Owning physical Gold & Silver Hard Asset Investments seems to be the only “sure bet” heading into the future. Weighing in the historic trends since the world economy changed on Sept. 11th, 2001 and the predicament of every financial market in existence, it is almost a 100% bet that the precious metals will double or triple in value over the next 12-18month period while the stock markets are still poised to deliver the greatest drops in their history. By 2010, dozens of respected analysts are predicting that gold will be well over $2000 and silver over $30 while the DOW is estimated to be floundering for life around the 6000-7000 level. Stocks are a slow death. They have seen their day and their day is gone. There are mega-cycles about every 100 years on earth. We just ended the dot-com casino market craze, a century ago we had the electricity boom, a century before that, the industrial revolution. In the interim periods, precious metals ALWAYS deliver the best returns, one advantage being any return at all. This country is yet to see the consequences of the corruption, greed and manipulation which has become its trade mark.
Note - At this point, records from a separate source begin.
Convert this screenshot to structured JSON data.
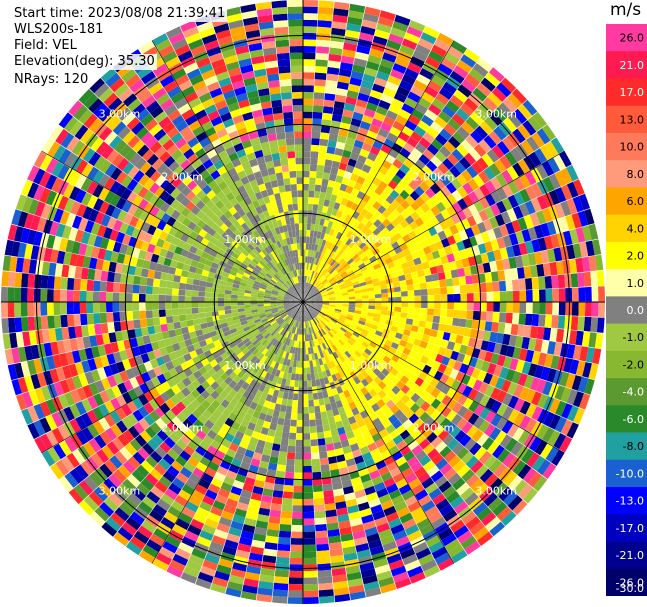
{
  "header": {
    "start_time": "Start time: 2023/08/08 21:39:41",
    "instrument": "WLS200s-181",
    "field": "Field: VEL",
    "elevation": "Elevation(deg): 35.30",
    "nrays": "NRays: 120"
  },
  "colorbar": {
    "unit": "m/s",
    "ticks": [
      "26.0",
      "21.0",
      "17.0",
      "13.0",
      "10.0",
      "8.0",
      "6.0",
      "4.0",
      "2.0",
      "1.0",
      "0.0",
      "-1.0",
      "-2.0",
      "-4.0",
      "-6.0",
      "-8.0",
      "-10.0",
      "-13.0",
      "-17.0",
      "-21.0",
      "-26.0",
      "-30.0"
    ],
    "colors": [
      "#ff3aa0",
      "#ff1a50",
      "#ff2a2a",
      "#ff5a3a",
      "#ff7a5a",
      "#ff9a7a",
      "#ffa500",
      "#ffd200",
      "#ffff00",
      "#ffffaa",
      "#808080",
      "#a0c840",
      "#88b830",
      "#5a9a30",
      "#2a8a2a",
      "#20a0a0",
      "#1a60d0",
      "#0000ff",
      "#0000c0",
      "#000090",
      "#00006a"
    ]
  },
  "chart_data": {
    "type": "ppi",
    "title": "",
    "field": "VEL",
    "units": "m/s",
    "elevation_deg": 35.3,
    "n_rays": 120,
    "range_rings_km": [
      1.0,
      2.0,
      3.0
    ],
    "ring_labels": [
      "1.00km",
      "2.00km",
      "3.00km"
    ],
    "max_range_km": 3.4,
    "colorbar_min": -30.0,
    "colorbar_max": 26.0,
    "pattern": {
      "positive_sector_deg": [
        20,
        160
      ],
      "negative_sector_deg": [
        200,
        340
      ],
      "noise_beyond_km": 2.0
    }
  }
}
Having your investments in precious metals and watching the economic collapse will be like watching TV without sound. Having your money in these equities markets will be like watching a movie with a surround sound that rattles you to the bones. I’m hanging onto my gold and silver for the next 3 years to see this nightmare play out. Nothing else that we are talking about here has already made it over 6000 years of written human history. Right now, an investor has better odds in Las Vegas and the rooms are cheap as they are feeling the financial pressures as well. As one talk show commentator quipped recently, “I’m fully diversified. I’ve got some under the mattress, some under the floor boards, some in the backyard.”